De la musique andalouse, du théâtre, des activités caritatives, le cercle sera le refuge des Algériens, qui voient la France coloniale célébrer avec grand faste le «centenaire» de sa présence dans le pays (1930).
Ces associations «indigènes» y trouvent un lieu d’activités, à l’instar du «Mouloudia Club d’Alger» (MCA), dont le président, Si Mahmoud Ben Siam, et le vice-président, Si Tahar Ali Chérif, privilégient cet endroit pour lancer des activités en direction de la jeunesse du vieux quartier arabe tout proche, La Casbah.

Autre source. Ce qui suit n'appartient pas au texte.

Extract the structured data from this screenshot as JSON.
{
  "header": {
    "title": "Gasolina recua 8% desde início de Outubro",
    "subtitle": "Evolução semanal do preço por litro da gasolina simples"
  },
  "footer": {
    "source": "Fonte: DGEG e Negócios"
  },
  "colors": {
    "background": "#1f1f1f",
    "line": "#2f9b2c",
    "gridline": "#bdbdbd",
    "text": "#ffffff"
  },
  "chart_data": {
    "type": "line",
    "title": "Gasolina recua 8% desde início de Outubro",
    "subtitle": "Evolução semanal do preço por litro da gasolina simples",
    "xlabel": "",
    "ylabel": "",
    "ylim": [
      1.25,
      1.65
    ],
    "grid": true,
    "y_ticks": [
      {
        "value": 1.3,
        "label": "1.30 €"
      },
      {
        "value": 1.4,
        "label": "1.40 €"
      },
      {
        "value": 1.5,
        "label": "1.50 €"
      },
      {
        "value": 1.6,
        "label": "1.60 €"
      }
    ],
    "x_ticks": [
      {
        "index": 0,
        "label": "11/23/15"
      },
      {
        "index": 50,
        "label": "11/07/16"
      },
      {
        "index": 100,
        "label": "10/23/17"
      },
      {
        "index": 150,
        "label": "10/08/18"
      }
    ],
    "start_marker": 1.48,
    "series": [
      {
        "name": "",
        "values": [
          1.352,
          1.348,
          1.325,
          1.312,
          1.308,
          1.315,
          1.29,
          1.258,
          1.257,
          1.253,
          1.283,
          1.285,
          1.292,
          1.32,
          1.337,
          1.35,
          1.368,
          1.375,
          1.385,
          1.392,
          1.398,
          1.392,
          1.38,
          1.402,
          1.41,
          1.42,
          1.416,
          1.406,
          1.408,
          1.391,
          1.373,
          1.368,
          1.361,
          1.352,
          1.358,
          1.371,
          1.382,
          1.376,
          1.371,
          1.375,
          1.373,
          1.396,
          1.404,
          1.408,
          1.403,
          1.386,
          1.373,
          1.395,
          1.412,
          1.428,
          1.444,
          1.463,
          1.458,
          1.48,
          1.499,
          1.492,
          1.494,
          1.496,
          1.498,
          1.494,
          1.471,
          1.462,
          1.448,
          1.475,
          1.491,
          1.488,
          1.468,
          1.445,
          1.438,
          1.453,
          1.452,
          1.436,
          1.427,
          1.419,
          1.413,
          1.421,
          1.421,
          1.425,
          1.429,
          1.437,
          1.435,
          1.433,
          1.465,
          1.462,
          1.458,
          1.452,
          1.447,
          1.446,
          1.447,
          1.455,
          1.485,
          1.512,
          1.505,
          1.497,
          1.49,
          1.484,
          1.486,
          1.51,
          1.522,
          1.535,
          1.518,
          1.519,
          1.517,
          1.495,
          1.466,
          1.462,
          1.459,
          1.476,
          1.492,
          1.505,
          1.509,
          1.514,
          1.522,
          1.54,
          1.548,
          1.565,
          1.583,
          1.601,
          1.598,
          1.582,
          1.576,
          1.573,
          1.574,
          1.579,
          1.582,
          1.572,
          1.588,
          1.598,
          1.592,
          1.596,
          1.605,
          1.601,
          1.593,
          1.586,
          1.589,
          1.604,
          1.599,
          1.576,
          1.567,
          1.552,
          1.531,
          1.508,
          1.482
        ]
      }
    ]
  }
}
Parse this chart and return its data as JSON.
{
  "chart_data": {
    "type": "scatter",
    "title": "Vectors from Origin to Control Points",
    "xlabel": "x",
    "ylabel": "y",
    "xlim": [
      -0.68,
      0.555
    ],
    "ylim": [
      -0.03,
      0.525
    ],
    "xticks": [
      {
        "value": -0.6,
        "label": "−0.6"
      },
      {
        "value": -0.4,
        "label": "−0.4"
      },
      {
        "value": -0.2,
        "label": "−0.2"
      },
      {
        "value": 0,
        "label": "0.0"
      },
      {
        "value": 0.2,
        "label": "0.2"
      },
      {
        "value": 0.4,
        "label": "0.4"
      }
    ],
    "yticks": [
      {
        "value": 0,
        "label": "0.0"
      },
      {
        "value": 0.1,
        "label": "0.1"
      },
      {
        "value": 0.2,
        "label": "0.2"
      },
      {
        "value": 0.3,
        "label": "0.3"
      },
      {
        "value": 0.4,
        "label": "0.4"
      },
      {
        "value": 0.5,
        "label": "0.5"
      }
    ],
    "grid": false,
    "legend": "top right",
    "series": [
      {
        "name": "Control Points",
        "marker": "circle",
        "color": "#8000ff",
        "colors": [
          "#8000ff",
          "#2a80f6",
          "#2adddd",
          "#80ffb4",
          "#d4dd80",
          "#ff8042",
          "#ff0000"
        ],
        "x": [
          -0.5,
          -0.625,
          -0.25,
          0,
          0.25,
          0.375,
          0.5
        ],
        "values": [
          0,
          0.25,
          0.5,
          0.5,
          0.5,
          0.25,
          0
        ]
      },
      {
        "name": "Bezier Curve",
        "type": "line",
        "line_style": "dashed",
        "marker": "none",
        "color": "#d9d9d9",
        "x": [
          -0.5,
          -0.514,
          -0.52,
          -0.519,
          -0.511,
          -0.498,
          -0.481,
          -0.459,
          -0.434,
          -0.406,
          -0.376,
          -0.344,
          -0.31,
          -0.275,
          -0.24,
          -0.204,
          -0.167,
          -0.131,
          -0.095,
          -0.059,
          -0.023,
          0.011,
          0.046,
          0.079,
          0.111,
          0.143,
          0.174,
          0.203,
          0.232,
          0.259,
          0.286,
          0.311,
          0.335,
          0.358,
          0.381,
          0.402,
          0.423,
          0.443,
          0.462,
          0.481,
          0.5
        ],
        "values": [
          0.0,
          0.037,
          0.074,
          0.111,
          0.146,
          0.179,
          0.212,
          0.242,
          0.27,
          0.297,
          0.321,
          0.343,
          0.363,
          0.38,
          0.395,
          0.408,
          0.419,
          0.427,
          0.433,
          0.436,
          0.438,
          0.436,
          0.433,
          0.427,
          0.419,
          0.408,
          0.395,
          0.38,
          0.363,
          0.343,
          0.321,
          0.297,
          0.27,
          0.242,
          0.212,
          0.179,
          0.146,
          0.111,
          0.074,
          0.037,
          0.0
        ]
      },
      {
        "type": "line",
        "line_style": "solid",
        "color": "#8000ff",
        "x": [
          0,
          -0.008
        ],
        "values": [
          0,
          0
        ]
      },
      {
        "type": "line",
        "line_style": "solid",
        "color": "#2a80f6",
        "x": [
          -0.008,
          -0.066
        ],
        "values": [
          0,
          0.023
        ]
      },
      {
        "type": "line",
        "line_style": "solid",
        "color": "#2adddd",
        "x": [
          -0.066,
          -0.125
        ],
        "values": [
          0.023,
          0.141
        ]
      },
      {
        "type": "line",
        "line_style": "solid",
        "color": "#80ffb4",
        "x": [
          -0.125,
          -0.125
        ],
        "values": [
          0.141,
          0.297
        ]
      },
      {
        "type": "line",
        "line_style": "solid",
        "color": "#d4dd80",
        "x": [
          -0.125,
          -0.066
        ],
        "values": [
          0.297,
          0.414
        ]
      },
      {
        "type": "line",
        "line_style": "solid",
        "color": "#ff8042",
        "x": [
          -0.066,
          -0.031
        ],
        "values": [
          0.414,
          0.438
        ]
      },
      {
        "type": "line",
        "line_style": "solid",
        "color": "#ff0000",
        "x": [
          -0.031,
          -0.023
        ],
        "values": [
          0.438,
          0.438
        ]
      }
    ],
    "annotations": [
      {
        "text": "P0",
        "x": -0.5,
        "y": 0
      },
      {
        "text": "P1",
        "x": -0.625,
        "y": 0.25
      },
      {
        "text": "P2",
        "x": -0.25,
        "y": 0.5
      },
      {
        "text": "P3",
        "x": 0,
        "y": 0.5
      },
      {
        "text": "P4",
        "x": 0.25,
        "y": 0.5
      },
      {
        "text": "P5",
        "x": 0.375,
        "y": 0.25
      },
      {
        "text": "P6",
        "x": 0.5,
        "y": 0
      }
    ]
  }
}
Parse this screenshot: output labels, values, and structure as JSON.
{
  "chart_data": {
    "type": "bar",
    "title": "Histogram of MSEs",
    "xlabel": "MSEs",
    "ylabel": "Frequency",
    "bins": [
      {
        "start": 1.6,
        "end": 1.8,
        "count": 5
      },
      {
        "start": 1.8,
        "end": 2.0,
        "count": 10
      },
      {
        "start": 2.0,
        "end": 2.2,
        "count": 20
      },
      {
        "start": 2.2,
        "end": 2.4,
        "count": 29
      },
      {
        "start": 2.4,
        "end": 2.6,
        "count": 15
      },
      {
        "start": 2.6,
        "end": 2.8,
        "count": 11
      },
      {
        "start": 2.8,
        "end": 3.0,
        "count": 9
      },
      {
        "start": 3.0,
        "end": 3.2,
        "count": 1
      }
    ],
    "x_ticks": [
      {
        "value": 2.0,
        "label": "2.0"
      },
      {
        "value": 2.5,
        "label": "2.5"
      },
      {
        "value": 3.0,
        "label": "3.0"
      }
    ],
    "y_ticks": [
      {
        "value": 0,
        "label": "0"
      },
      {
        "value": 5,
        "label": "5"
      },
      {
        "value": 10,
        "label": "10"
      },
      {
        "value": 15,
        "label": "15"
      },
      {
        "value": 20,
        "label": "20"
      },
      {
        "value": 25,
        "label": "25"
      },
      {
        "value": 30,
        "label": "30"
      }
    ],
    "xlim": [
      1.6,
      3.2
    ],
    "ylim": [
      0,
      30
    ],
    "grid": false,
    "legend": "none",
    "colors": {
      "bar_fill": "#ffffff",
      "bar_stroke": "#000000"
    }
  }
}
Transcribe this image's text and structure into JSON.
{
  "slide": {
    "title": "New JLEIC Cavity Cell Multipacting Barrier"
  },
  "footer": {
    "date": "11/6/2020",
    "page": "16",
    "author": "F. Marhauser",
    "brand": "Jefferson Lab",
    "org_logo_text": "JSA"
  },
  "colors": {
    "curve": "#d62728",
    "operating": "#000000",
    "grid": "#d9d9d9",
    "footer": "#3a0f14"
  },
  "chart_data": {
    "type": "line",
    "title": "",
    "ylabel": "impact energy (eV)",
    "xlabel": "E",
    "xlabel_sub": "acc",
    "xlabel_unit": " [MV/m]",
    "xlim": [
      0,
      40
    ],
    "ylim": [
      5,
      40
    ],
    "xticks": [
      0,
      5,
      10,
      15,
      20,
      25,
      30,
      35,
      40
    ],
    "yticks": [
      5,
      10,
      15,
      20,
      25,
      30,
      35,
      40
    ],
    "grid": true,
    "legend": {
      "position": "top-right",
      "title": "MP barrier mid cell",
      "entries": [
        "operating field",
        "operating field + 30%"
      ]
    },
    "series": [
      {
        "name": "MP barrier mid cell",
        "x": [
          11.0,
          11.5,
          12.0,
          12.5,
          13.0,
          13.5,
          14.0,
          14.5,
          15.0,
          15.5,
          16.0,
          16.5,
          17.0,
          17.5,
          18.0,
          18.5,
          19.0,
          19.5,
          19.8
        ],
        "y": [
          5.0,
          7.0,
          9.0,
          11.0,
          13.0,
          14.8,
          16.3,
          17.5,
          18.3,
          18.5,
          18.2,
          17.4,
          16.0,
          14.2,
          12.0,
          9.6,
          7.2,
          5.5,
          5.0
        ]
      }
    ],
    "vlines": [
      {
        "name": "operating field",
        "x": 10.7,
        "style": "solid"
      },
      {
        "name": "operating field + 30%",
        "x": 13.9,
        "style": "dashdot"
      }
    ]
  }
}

Le Cercle connaîtra à la faveur de la Guerre de Libération une autre histoire.
C’est dans ses locaux que l’écrivain Albert Camus lancera son appel à une trêve civile le 22 janvier 1956. Protégé par des militants du FLN, avec la complicité de Amar Ouzegane, Mhamed Lebdjaoui, l’écrivain prononce son discours pour tenter, espérait-il, de réconcilier entre les communautés européennes et musulmanes, autour de l’initiative pacifiste des libéraux d’Algérie, comme le précisent Christian Phéline et Agnès Spiquel dans des essais sur l’auteur de L’Etranger (Charles Poncet, Camus, L’impossible trêve civile, Gallimard).
Y était présent dans la salle le vieux alim, El Okbi, reconnaissant à l’auteur de la Chute qui prendra sa défense dans les colonnes d’Alger Républicain, après sa détention dans l’affaire du mufti Kahoul. Après cet épisode rocambolesque, le cercle connaîtra des soucis avec l’administration coloniale.
Le général Jacques Massu, chef du commandement militaire, fera occuper les lieux par sa soldatesque. Pour Nacim El Okbi, l’officier «prit de force possession des lieux et en expulsa l’association afin d’utiliser le local pour son ''action psychologique'' contre les Algériens en y établissant une ''œuvre féminine'' avec sa femme Suzanne Massu, et Lucienne, épouse du général Salan». «Le but réel était de soustraire cet important lieu à l’action de la communauté musulmane qui était à cette date majoritairement acquise au combat pour l’indépendance», soutient-il.
L’association, dont l’activité a baissé au lendemain de l’indépendance suite aux démêlés de son président Bachir Ibrahimi avec le président Ben Bella, délaissa les locaux du Nadi. Des bisbilles sont apparues beaucoup plus tard sur la gestion du lieu. L’actuel président, Abderrazak Guessoum, fera face à une contestation sur la propriété de l’endroit où sont organisées de très rares activités.
Dont l’une des dernières est la célébration en 2012 du 52e anniversaire de la mort (21 mai 1960 – 16 juin 2012) du grand orateur et islahiste Cheikh Tayeb El-Okbi.